I went along to a Council committee meeting on Tuesday evening which discussed, among other things, cycling. I welcomed the support in the Draft Cycling Strategy for more Boris Bike docking stations.
“The Barclays Cycle Hire scheme was introduced to central London in July 2010. The scheme was expanded into Hammersmith and Fulham in December 2013 and there are now a total of 60 docking stations in the Borough.
“The data held for usage of these docking stations confirms the popularity and demand for such a service with an increase from 27,000 uses in January 2014 to 78,000 by July 2014. TfL do not currently have any plans to expand the Barclays Cycle Hire scheme within the Borough. However the Council would like to see the scheme expanded to cover other parts of the Borough and will work with TfL to advocate for this approach. The Council will continue to seek funding via development contributions to support the expansion of the Barclays Cycle Hire scheme within the Borough.”
Back in 2012 the then opposition Labour councillors tabled a motion at a council meeting which demanded “all possible measures to block” the expansion of “the Conservative London Mayor’s pet project.” In a blog the then Labour opposition leader Cllr Stephen Cowan said the Council’s backing for the scheme “stinks.” Cllr Cowan added that the council should not have “anything to do with the recently discredited Barclays Bank” whose £50 million London-wide sponsorship has been crucial. Cllr Lisa Homan, another Labour councillor, complained that “many of those who use the Boris Bikes do so for fun”.

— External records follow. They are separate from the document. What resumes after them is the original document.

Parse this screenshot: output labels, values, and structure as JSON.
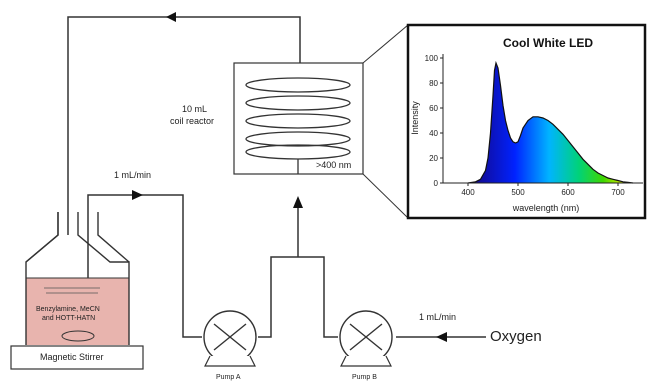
{
  "reactor": {
    "volume_label": "10 mL",
    "type_label": "coil reactor",
    "wavelength_label": ">400 nm"
  },
  "flows": {
    "pump_a_rate": "1 mL/min",
    "pump_b_rate": "1 mL/min"
  },
  "flask": {
    "contents_line1": "Benzylamine, MeCN",
    "contents_line2": "and HOTT-HATN"
  },
  "stirrer": {
    "label": "Magnetic Stirrer"
  },
  "pumps": {
    "a_label": "Pump A",
    "b_label": "Pump B"
  },
  "gas": {
    "label": "Oxygen"
  },
  "colors": {
    "line": "#333333",
    "flask_fill": "#e8b4ae",
    "box_border": "#111111"
  },
  "chart_data": {
    "type": "area",
    "title": "Cool White LED",
    "xlabel": "wavelength (nm)",
    "ylabel": "Intensity",
    "xlim": [
      350,
      750
    ],
    "ylim": [
      0,
      100
    ],
    "xticks": [
      400,
      500,
      600,
      700
    ],
    "yticks": [
      0,
      20,
      40,
      60,
      80,
      100
    ],
    "grid": false,
    "fill": "visible-spectrum gradient",
    "x": [
      400,
      415,
      425,
      435,
      440,
      445,
      450,
      453,
      456,
      460,
      465,
      470,
      475,
      480,
      485,
      490,
      495,
      500,
      505,
      510,
      520,
      530,
      540,
      550,
      560,
      570,
      580,
      590,
      600,
      610,
      620,
      630,
      640,
      650,
      660,
      670,
      680,
      690,
      700,
      710,
      720,
      730
    ],
    "y": [
      0,
      1,
      3,
      10,
      20,
      40,
      70,
      90,
      96,
      92,
      78,
      62,
      50,
      42,
      36,
      33,
      32,
      33,
      38,
      44,
      50,
      53,
      53,
      52,
      50,
      47,
      43,
      39,
      34,
      29,
      24,
      19,
      15,
      11,
      8,
      6,
      4,
      3,
      2,
      1,
      0.5,
      0
    ]
  }
}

Anyway it is welcome that there is now cross party support for extending the scheme.
There was a more general discussion about encouraging cycling. Two big concerns that must put people off are that their bicycle will be stolen and that they don’t feel safe.
In terms of bicycle theft there is some good news. The figures show a 17 per cent reduction in the past year. 575 bikes were stolen compared to 696 the previous year. The worst ward for bike thefts was Hammersmith Broadway with 77, the fewest thefts was in North End Ward with 17. The Hammersmith and Fulham Police are to be commended for taking this crime more seriously.
But so far as accidents are concerned the news is less encouraging. If we look at the figures for 2013 that shows in our borough there were 13 serious accidents for cyclists and 153 slight accidents so 166 altogether. We haven’t got the full figures for 2014 yet but for January to September there were already 12 serious and 137 slight accidents making a total of 149. So it would seem very likely that there will be an increase in accidents on the full year figures.
On the other hand the average risk involved must take into whether the amount of cycle journeys has gone up or down.
Chris Bainbridge, the Head of Transport Policy and Network Management for the Council tells me:
“In 2003 we recorded 13,408 cyclists in a day (7am-7pm) at our 11 count sites. In 2010 the number was 19,234, an increase of 42% . In 2013, the latest year for which we have figures, there was a slight decline (4%) from the 2010 figure, to 18,517. However, that was still 38% higher than in 2003.”
So maybe cycling has not got any less safe in the past year as the increase in accidents reflects the increased number of cyclists. Given the introduction of Boris Bikes noted above that would seem quite possible.
Suppose we have around 19,000 cyclists a day taking a journey in Hammersmith and Fulham. If you use your bike every day the risk of having your bike stolen over the course of the year is three per cent. The risk of an accident is probably just under one per cent. So those figures are low but they are still too high and we need to find sensible practical ways to reduce them.